La juge Chantal Tremblay, de la Cour supérieure du Québec, a rejeté la requête des avocats de Gilbert Rozon, qui affirmaient qu'une loi entrée en vigueur la semaine dernière était de nature à priver leur client d'une défense pleine et entière.
Cette loi améliore la protection et le soutien des personnes victimes de violence et modifie la procédure lors de poursuites civiles en matière d'agressions sexuelles. En vertu de ces nouvelles dispositions, les avocats des neuf femmes qui poursuivent Gilbert Rozon auraient pu s'opposer à des questions se basant, à leurs yeux, sur des mythes et des stéréotypes.

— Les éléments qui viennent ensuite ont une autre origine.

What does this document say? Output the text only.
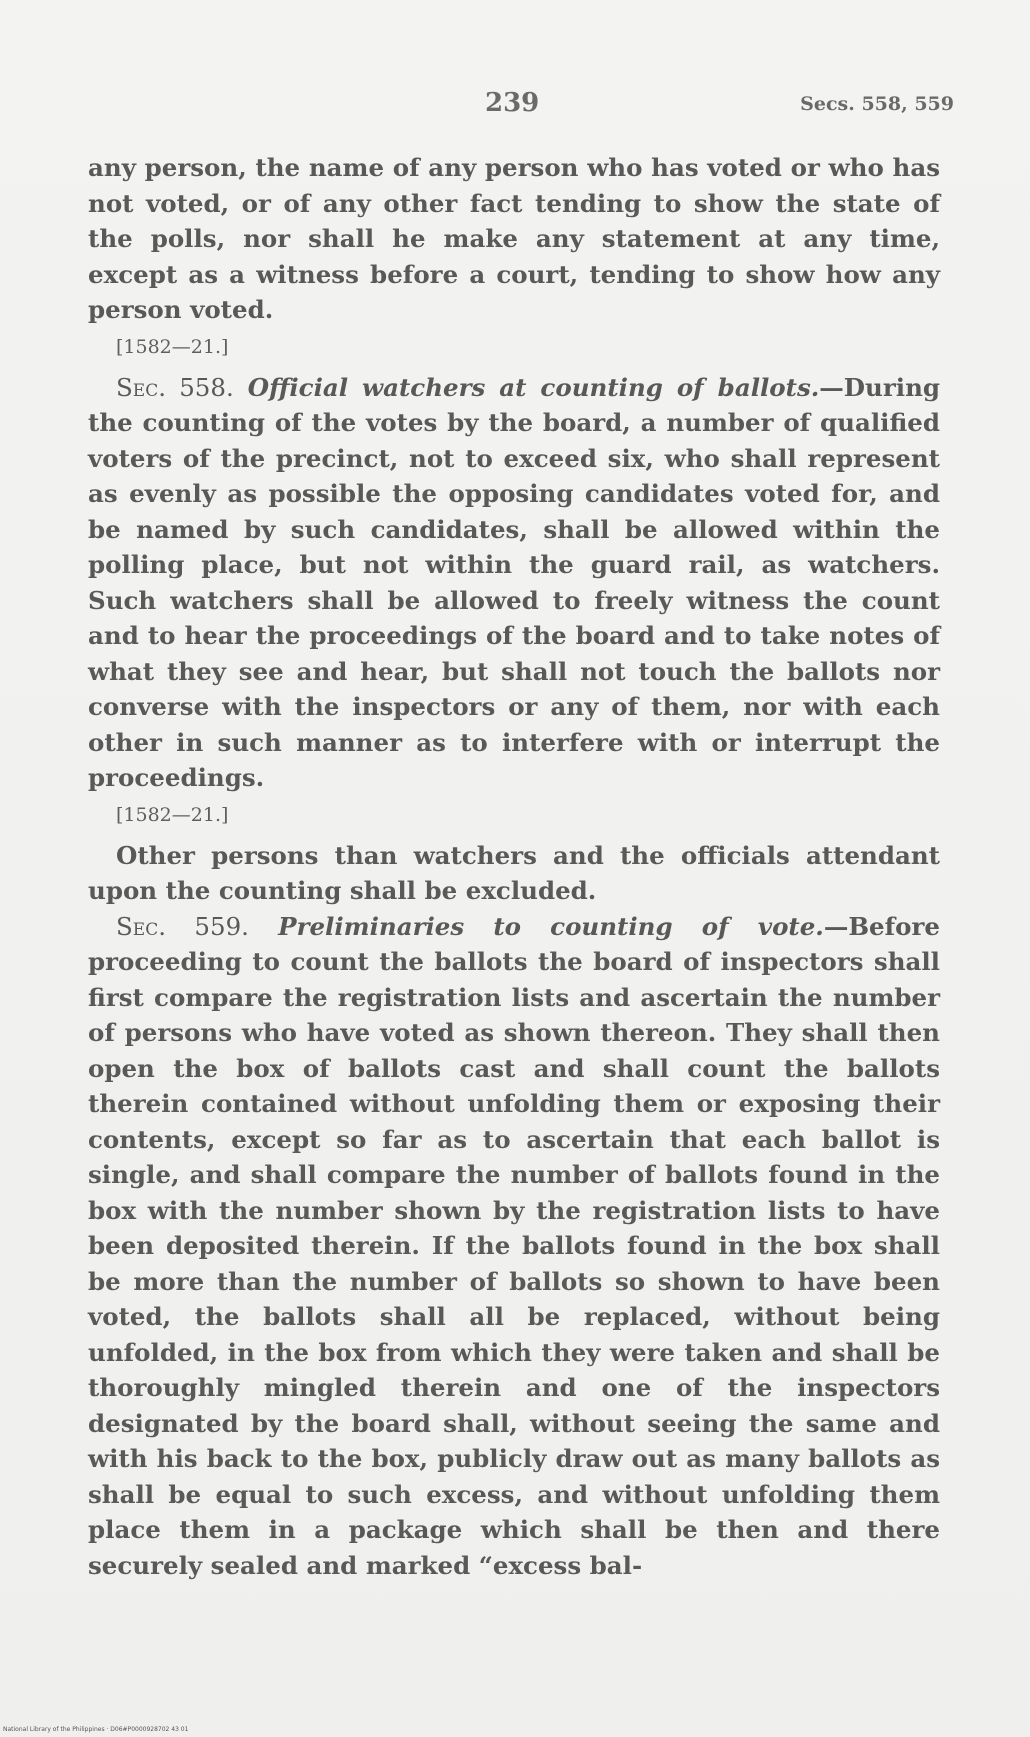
239	Secs. 558, 559

any person, the name of any person who has voted or who has not voted, or of any other fact tending to show the state of the polls, nor shall he make any statement at any time, except as a witness before a court, tending to show how any person voted.

[1582—21.]

Sec. 558. Official watchers at counting of ballots.—During the counting of the votes by the board, a number of qualified voters of the precinct, not to exceed six, who shall represent as evenly as possible the opposing candidates voted for, and be named by such candidates, shall be allowed within the polling place, but not within the guard rail, as watchers. Such watchers shall be allowed to freely witness the count and to hear the proceedings of the board and to take notes of what they see and hear, but shall not touch the ballots nor converse with the inspectors or any of them, nor with each other in such manner as to interfere with or interrupt the proceedings.

[1582—21.]

Other persons than watchers and the officials attendant upon the counting shall be excluded.

Sec. 559. Preliminaries to counting of vote.—Before proceeding to count the ballots the board of inspectors shall first compare the registration lists and ascertain the number of persons who have voted as shown thereon. They shall then open the box of ballots cast and shall count the ballots therein contained without unfolding them or exposing their contents, except so far as to ascertain that each ballot is single, and shall compare the number of ballots found in the box with the number shown by the registration lists to have been deposited therein. If the ballots found in the box shall be more than the number of ballots so shown to have been voted, the ballots shall all be replaced, without being unfolded, in the box from which they were taken and shall be thoroughly mingled therein and one of the inspectors designated by the board shall, without seeing the same and with his back to the box, publicly draw out as many ballots as shall be equal to such excess, and without unfolding them place them in a package which shall be then and there securely sealed and marked “excess bal-

National Library of the Philippines · D06#P0000928702 43 01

Un compromis a été trouvé lundi pour éviter la remise du procès. En entrevue à l'émission Isabelle Richer, sur ICI RDI, la directrice générale de Juripop, Sophie Gagnon, a expliqué que « le procès va se dérouler comme si la loi n'était pas en vigueur ». Puis, lors des plaidoiries finales, les parties pourront faire des représentations pour déterminer si les réponses et les faits présentés lors du procès sont couverts, ou non, par la présomption de non-pertinence contenue dans la loi.

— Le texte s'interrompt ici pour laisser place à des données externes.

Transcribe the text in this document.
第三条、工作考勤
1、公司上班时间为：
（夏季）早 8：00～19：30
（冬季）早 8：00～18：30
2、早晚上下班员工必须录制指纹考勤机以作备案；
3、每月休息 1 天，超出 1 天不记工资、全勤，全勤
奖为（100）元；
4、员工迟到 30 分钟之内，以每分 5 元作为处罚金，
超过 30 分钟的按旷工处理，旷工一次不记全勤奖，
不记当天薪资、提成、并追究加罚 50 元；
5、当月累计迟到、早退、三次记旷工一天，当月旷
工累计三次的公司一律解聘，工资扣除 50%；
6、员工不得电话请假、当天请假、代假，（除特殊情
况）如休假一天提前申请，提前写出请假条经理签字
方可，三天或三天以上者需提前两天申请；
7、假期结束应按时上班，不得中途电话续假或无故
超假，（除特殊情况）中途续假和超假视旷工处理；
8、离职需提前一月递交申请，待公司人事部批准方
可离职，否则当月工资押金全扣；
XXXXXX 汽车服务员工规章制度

Après un refus de la Cour d’appel d’autoriser l'action collective intentée contre l'ex-producteur, neuf femmes ont entrepris de poursuivre sur une base individuelle l'homme d'affaires déchu, à qui elles réclament près de 14 millions de dollars au total.
Au terme des 43 jours d'audience prévus dans ce procès devant se clore le 28 mars prochain, toutes ces femmes auront témoigné. Il s'agit d'Anne Marie Charette, d'Annick Charette, de Guylaine Courcelles, de Danie Frenette, de Sophie Moreau, de Martine Roy, de Mary Sicari, de Patricia Tulasne et de Lyne Charlebois, qui a été la première à être appelée à la barre, lundi.
Gilbert Rozon nie toutes les allégations qui pèsent contre lui. Ces agressions sexuelles présumées se seraient échelonnées sur une vingtaine d'années, de 1980 à 2000.
De plus, huit autres femmes seront entendues par le tribunal, bien qu'elles n'aient jamais porté plainte contre Gilbert Rozon. Ces huit femmes allèguent aussi avoir été victimes d'agressions et de harcèlement de la part de l'ex-patron du groupe Juste pour rire.
Dans cette cause, les neuf femmes qui tentent d'obtenir réparation doivent convaincre la cour que « la répétition de ces affaires » illustre que l'ex-producteur avait un modus operandi, explique Me Gagnon de Juripop. Ces témoignages visent à ajouter « de la crédibilité à chacune des réclamations individuelles ».
Pour chacune des neuf demanderesses, la juge Tremblay devra se prononcer sur les aspects suivants :
- Gilbert Rozon a-t-il commis une faute?
- Y a-t-il eu un préjudice et, si oui, quelle est sa valeur?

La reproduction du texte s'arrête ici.